A partir du 2 avril 2014, le prix du journal papier va connaître une hausse. Les quotidiens vendus jusqu’ici à 200 FCFA vont passer à 300 F, soit une variation de 50 %. Les journaux-magazines passent quant à eux de 300 F à 500 FCFA (66,66 % d’augmentation). La décision est déjà prise part le Gepci qui est à la phase de la sensibilisation avec une publicité diffusée quotidiennement dans les journaux. Le pari est risqué. Mais pour les responsables de la structure patronale, il n’y a pour l’instant pas une autre alternative. C’est un impératif économique et financier, selon la plupart de ceux qui réagissent sur la question.

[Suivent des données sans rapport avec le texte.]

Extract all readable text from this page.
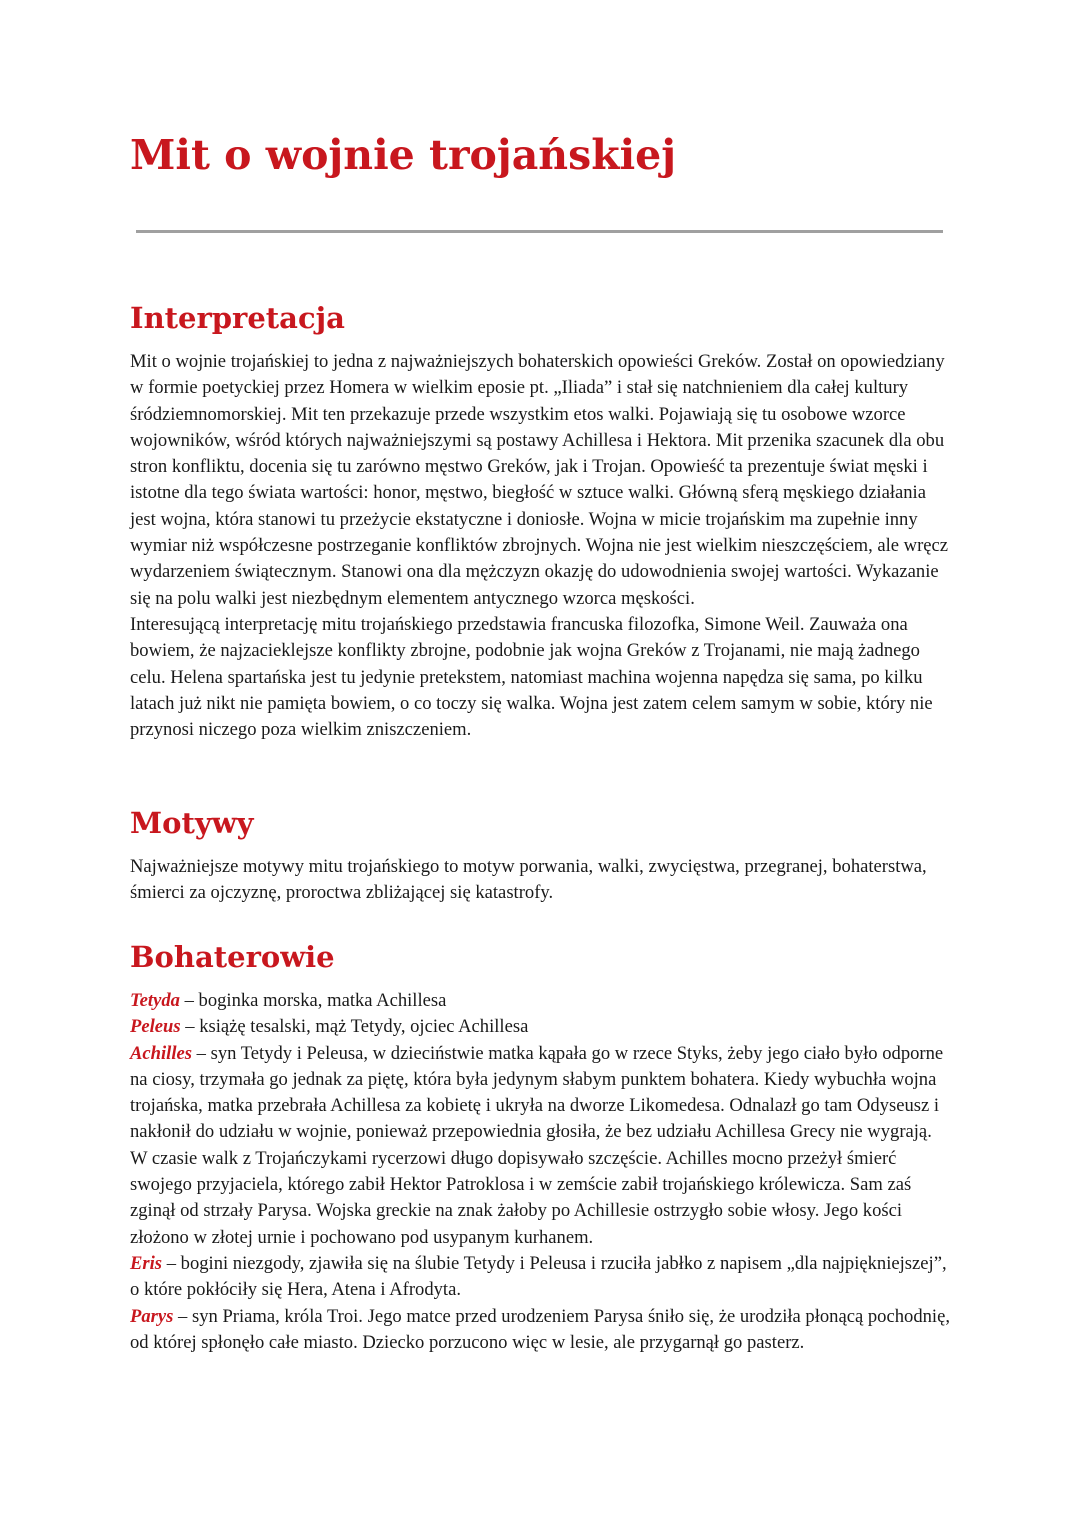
Mit o wojnie trojańskiej
Interpretacja

Mit o wojnie trojańskiej to jedna z najważniejszych bohaterskich opowieści Greków. Został on opowiedziany w formie poetyckiej przez Homera w wielkim eposie pt. „Iliada” i stał się natchnieniem dla całej kultury śródziemnomorskiej. Mit ten przekazuje przede wszystkim etos walki. Pojawiają się tu osobowe wzorce wojowników, wśród których najważniejszymi są postawy Achillesa i Hektora. Mit przenika szacunek dla obu stron konfliktu, docenia się tu zarówno męstwo Greków, jak i Trojan. Opowieść ta prezentuje świat męski i istotne dla tego świata wartości: honor, męstwo, biegłość w sztuce walki. Główną sferą męskiego działania jest wojna, która stanowi tu przeżycie ekstatyczne i doniosłe. Wojna w micie trojańskim ma zupełnie inny wymiar niż współczesne postrzeganie konfliktów zbrojnych. Wojna nie jest wielkim nieszczęściem, ale wręcz wydarzeniem świątecznym. Stanowi ona dla mężczyzn okazję do udowodnienia swojej wartości. Wykazanie się na polu walki jest niezbędnym elementem antycznego wzorca męskości.

Interesującą interpretację mitu trojańskiego przedstawia francuska filozofka, Simone Weil. Zauważa ona bowiem, że najzacieklejsze konflikty zbrojne, podobnie jak wojna Greków z Trojanami, nie mają żadnego celu. Helena spartańska jest tu jedynie pretekstem, natomiast machina wojenna napędza się sama, po kilku latach już nikt nie pamięta bowiem, o co toczy się walka. Wojna jest zatem celem samym w sobie, który nie przynosi niczego poza wielkim zniszczeniem.

Motywy

Najważniejsze motywy mitu trojańskiego to motyw porwania, walki, zwycięstwa, przegranej, bohaterstwa, śmierci za ojczyznę, proroctwa zbliżającej się katastrofy.

Bohaterowie

Tetyda – boginka morska, matka Achillesa

Peleus – książę tesalski, mąż Tetydy, ojciec Achillesa

Achilles – syn Tetydy i Peleusa, w dzieciństwie matka kąpała go w rzece Styks, żeby jego ciało było odporne na ciosy, trzymała go jednak za piętę, która była jedynym słabym punktem bohatera. Kiedy wybuchła wojna trojańska, matka przebrała Achillesa za kobietę i ukryła na dworze Likomedesa. Odnalazł go tam Odyseusz i nakłonił do udziału w wojnie, ponieważ przepowiednia głosiła, że bez udziału Achillesa Grecy nie wygrają. W czasie walk z Trojańczykami rycerzowi długo dopisywało szczęście. Achilles mocno przeżył śmierć swojego przyjaciela, którego zabił Hektor Patroklosa i w zemście zabił trojańskiego królewicza. Sam zaś zginął od strzały Parysa. Wojska greckie na znak żałoby po Achillesie ostrzygło sobie włosy. Jego kości złożono w złotej urnie i pochowano pod usypanym kurhanem.

Eris – bogini niezgody, zjawiła się na ślubie Tetydy i Peleusa i rzuciła jabłko z napisem „dla najpiękniejszej”, o które pokłóciły się Hera, Atena i Afrodyta.

Parys – syn Priama, króla Troi. Jego matce przed urodzeniem Parysa śniło się, że urodziła płonącą pochodnię, od której spłonęło całe miasto. Dziecko porzucono więc w lesie, ale przygarnął go pasterz.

200 FCFA pour un journal depuis 22 ans
En Côte d’Ivoire, il faut partir de la période qualifiée de printemps de la presse (année de référence : 1990) pour comprendre l’environnement économique dans lequel baigne tout le secteur aujourd’hui. Ici aussi comme dans bien d’autres branches de l’économie ivoirienne, le temps a passé sans que les méthodes, les pratiques et l’encadrement ne connaissent un changement notable de nature à déboucher sur une sorte de ‘’big push’’. Dans l’impression, la diffusion, la distribution et l’encadrement juridique des journaux, les méthodes sont restées rudimentaires faute d’investissement privé ou public conséquent. Bientôt 25 ans que la pluralité des organes a vu le jour. Des entreprises se créent et disparaissent comme elles sont nées faute d’une connaissance réelle du marché par des promoteurs plus préoccupés par le ponctuel que le durable. Aujourd’hui, en mars 2014, près de 15 quotidiens paraissent régulièrement mais aucun d’eux ne peut franchir la barre de 30 mille exemplaires confectionnés par jour. Même le quotidien pro-gouvernemental, entreprise à capitaux publics, possédant sa propre imprimerie oscille entre 20 mille et 25 mille exemplaires par jour dans un pays qui compte près de 14 millions d’habitants. Le taux d’analphabétisme n’y est pas si lamentable et il existe un bon potentiel de lecteurs. Mais combien sont-ils prêts à débourser 200 FCFA pour un journal ? Même les enseignants qui devaient être les premiers partenaires de la presse en raison de la nature même de leur métier sont aussi abonnés comme les autres couches de la population au phénomène de la ‘’titrologie’’ (néologisme ivoirien qui désigne l’attitude qui consiste à se contenter des titres des tabloïds).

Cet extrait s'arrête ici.